Justice : renvoi aux assises pour le réseau Cinko, piloté à deux pas de l'Élysée
Ce dossier met en lumière la persistance du crime organisé face aux institutions républicaines. L'ordonnance de mise en accusation, signée fin novembre 2025 par deux juges d'instruction parisiens et révélée début février, dévoile les rouages d'une organisation capable d'inonder le territoire de stupéfiants. L'affaire, qui souligne la puissance financière des narcotrafiquants, sera examinée prochainement à Paris.
Un procès pour criminalité organisée
La justice a tranché : Firat Cinko devra répondre de ses actes devant la juridiction la plus sévère. Âgé de 39 ans, cet homme est identifié par les services de police comme l'un des trente principaux trafiquants de l'Hexagone, selon les informations de Sud Ouest. Il est accusé d'avoir dirigé et organisé un trafic international de stupéfiants ainsi que des opérations de blanchiment entre 2020 et 2021.
L'ampleur du dossier justifie la saisine de la Cour d'assises spéciale. Contrairement aux assises classiques, cette juridiction est composée uniquement de magistrats professionnels, une mesure réservée aux affaires de grand banditisme et de terrorisme pour éviter les pressions sur les jurés. Firat Cinko encourt la réclusion criminelle à perpétuité. À ses côtés, vingt-deux autres personnes, dont sa compagne, sont également renvoyées pour leur participation présumée à ce réseau tentaculaire, rapporte Le Parisien.
Une base logistique voisine de l'Élysée
L'enquête a révélé une situation géographique stupéfiante. Le centre de commandement présumé de ce trafic se situait dans un appartement du 8e arrondissement de Paris, à seulement 200 mètres du Palais de l'Élysée et à proximité immédiate du ministère de l'Intérieur. C'est depuis ce périmètre ultra-sécurisé que les opérations auraient été coordonnées.
Ce train de vie luxueux contraste violemment avec la situation officielle de l'accusé.

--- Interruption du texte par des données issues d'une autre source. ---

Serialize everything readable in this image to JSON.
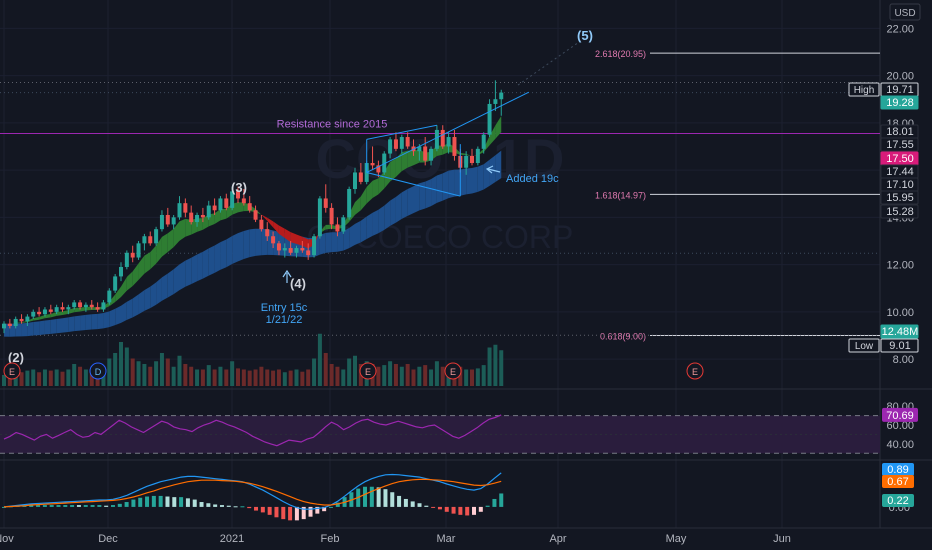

Déclaré comme simple "commis de cuisine" dans les documents administratifs, Firat Cinko multipliait les dépenses somptuaires, déboursant des milliers d'euros dans les boutiques de luxe comme Dior ou Louis Vuitton, note CNews. Cette disproportion flagrante entre revenus déclarés et train de vie a alerté les enquêteurs de l'Office central pour la répression de la grande délinquance financière (OCRGDF).
Des tonnes de cocaïne importées par conteneurs
Les investigations décrivent une mécanique d'importation massive. Le réseau exploitait des filières maritimes et aériennes pour acheminer la drogue depuis le Venezuela et l'arc antillais, notamment la Martinique. La marchandise arrivait fréquemment dissimulée dans des conteneurs au port du Havre.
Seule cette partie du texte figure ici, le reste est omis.